Common situations where the V5C matters
Selling a classic car. Hand the buyer the green new-keeper slip (section 6) at the point of sale. Post the rest of the V5C to the DVLA marked with section 4 completed. The DVLA issues a new V5C in the buyer’s name within four weeks. Until the buyer’s V5C arrives, the green slip is their proof of ownership for tax, MOT, and police purposes.
Applying for historic vehicle status. Tick the new tax class in section 7 and post the V5C to Swansea. There’s no fee. See the 40-year rule and historic vehicle status entries for the full process.
Buying a barn find or non-running car. The V5C is the document that proves the car is registered to the seller and can be transferred to you. A car without a V5C is more complicated to register; if the seller can’t produce one, ask why. A V62 application (by the new keeper, with proof of ownership) is the recovery route when a V5C is genuinely lost, but it’s slower and more involved than a normal transfer.
Lost or destroyed V5C. Apply for a replacement using the V62 form (current fee £25).

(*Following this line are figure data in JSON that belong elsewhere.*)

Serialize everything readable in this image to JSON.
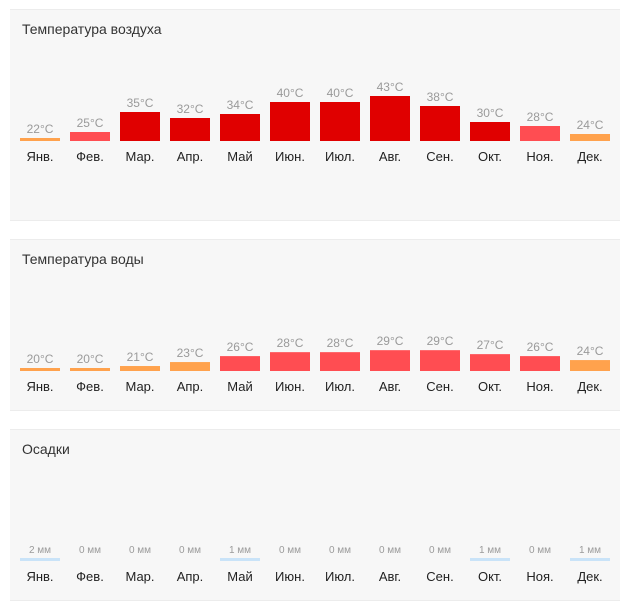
{
  "months": [
    "Янв.",
    "Фев.",
    "Мар.",
    "Апр.",
    "Май",
    "Июн.",
    "Июл.",
    "Авг.",
    "Сен.",
    "Окт.",
    "Ноя.",
    "Дек."
  ],
  "colors": {
    "orange": "#ffa24d",
    "red": "#ff4d52",
    "darkred": "#e00000",
    "precip": "#c9e3f8"
  },
  "chart_data": [
    {
      "type": "bar",
      "title": "Температура воздуха",
      "unit": "°C",
      "categories": [
        "Янв.",
        "Фев.",
        "Мар.",
        "Апр.",
        "Май",
        "Июн.",
        "Июл.",
        "Авг.",
        "Сен.",
        "Окт.",
        "Ноя.",
        "Дек."
      ],
      "values": [
        22,
        25,
        35,
        32,
        34,
        40,
        40,
        43,
        38,
        30,
        28,
        24
      ],
      "labels": [
        "22°C",
        "25°C",
        "35°C",
        "32°C",
        "34°C",
        "40°C",
        "40°C",
        "43°C",
        "38°C",
        "30°C",
        "28°C",
        "24°C"
      ],
      "colors": [
        "orange",
        "red",
        "darkred",
        "darkred",
        "darkred",
        "darkred",
        "darkred",
        "darkred",
        "darkred",
        "darkred",
        "red",
        "orange"
      ],
      "xlabel": "",
      "ylabel": ""
    },
    {
      "type": "bar",
      "title": "Температура воды",
      "unit": "°C",
      "categories": [
        "Янв.",
        "Фев.",
        "Мар.",
        "Апр.",
        "Май",
        "Июн.",
        "Июл.",
        "Авг.",
        "Сен.",
        "Окт.",
        "Ноя.",
        "Дек."
      ],
      "values": [
        20,
        20,
        21,
        23,
        26,
        28,
        28,
        29,
        29,
        27,
        26,
        24
      ],
      "labels": [
        "20°C",
        "20°C",
        "21°C",
        "23°C",
        "26°C",
        "28°C",
        "28°C",
        "29°C",
        "29°C",
        "27°C",
        "26°C",
        "24°C"
      ],
      "colors": [
        "orange",
        "orange",
        "orange",
        "orange",
        "red",
        "red",
        "red",
        "red",
        "red",
        "red",
        "red",
        "orange"
      ],
      "xlabel": "",
      "ylabel": ""
    },
    {
      "type": "bar",
      "title": "Осадки",
      "unit": "мм",
      "categories": [
        "Янв.",
        "Фев.",
        "Мар.",
        "Апр.",
        "Май",
        "Июн.",
        "Июл.",
        "Авг.",
        "Сен.",
        "Окт.",
        "Ноя.",
        "Дек."
      ],
      "values": [
        2,
        0,
        0,
        0,
        1,
        0,
        0,
        0,
        0,
        1,
        0,
        1
      ],
      "labels": [
        "2 мм",
        "0 мм",
        "0 мм",
        "0 мм",
        "1 мм",
        "0 мм",
        "0 мм",
        "0 мм",
        "0 мм",
        "1 мм",
        "0 мм",
        "1 мм"
      ],
      "colors": [
        "precip",
        "precip",
        "precip",
        "precip",
        "precip",
        "precip",
        "precip",
        "precip",
        "precip",
        "precip",
        "precip",
        "precip"
      ],
      "xlabel": "",
      "ylabel": ""
    }
  ]
}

You can drive the car while you wait (assuming valid tax and insurance) but you can’t sell it or update keeper details without the document.
Address change. Update section 8 and post the V5C back to Swansea. Free, but legally required: failing to notify the DVLA of a keeper-address change is an offence and means you won’t receive tax, MOT and recall correspondence.
V5C errors on classic cars
It’s relatively common for older cars to have V5C entries that don’t match the car as it sits today, particularly for cars that have been through multiple keepers over decades. The most common discrepancies on classic cars:
- Engine number wrong: a previous keeper replaced the engine but didn’t update the V5C. Sometimes deliberate (to keep insurance simpler); sometimes a genuine omission.
- Colour wrong: the car was repainted at some point and the V5C was never updated.
- Cylinder capacity wrong: usually a transcription error from decades ago that was never corrected.
The DVLA’s view is that the V5C should accurately reflect the car as it currently is. Updating these details requires either a straightforward keeper notification (for colour) or, for more substantial changes (engine swap, body change), supporting evidence and possibly a vehicle inspection. Many keepers leave minor discrepancies untouched indefinitely; significant discrepancies are worth correcting to keep insurance valid.
Related
- The 40-year rule and historic vehicle status both rely on V5C-recorded data.
- Q-plates and age-related plates are V5C registration-mark designations applied in specific circumstances.
Frequently asked questions
What's the difference between the V5C and a "logbook"?
They're the same thing. "Logbook" is the colloquial name; V5C is the DVLA form number. The current V5C design has been the standard issue since 2010 and is sometimes called the V5C/4 to distinguish it from earlier versions.
My V5C is lost, can I drive the car?
Yes, you can still drive the car (assuming it's taxed and insured), but you can't sell it or update keeper details without the document. Apply for a replacement using the V62 form (currently £25) before doing either.
I've just bought a classic car and the V5C is in someone else's name. Is that a problem?
It's normal for there to be a brief gap between purchase and the V5C arriving in your name. The seller should hand over the green new-keeper slip (section 6) at sale, which you keep until your own V5C arrives. The seller separately posts the rest of the V5C to the DVLA. Allow up to four weeks for the new V5C to come back.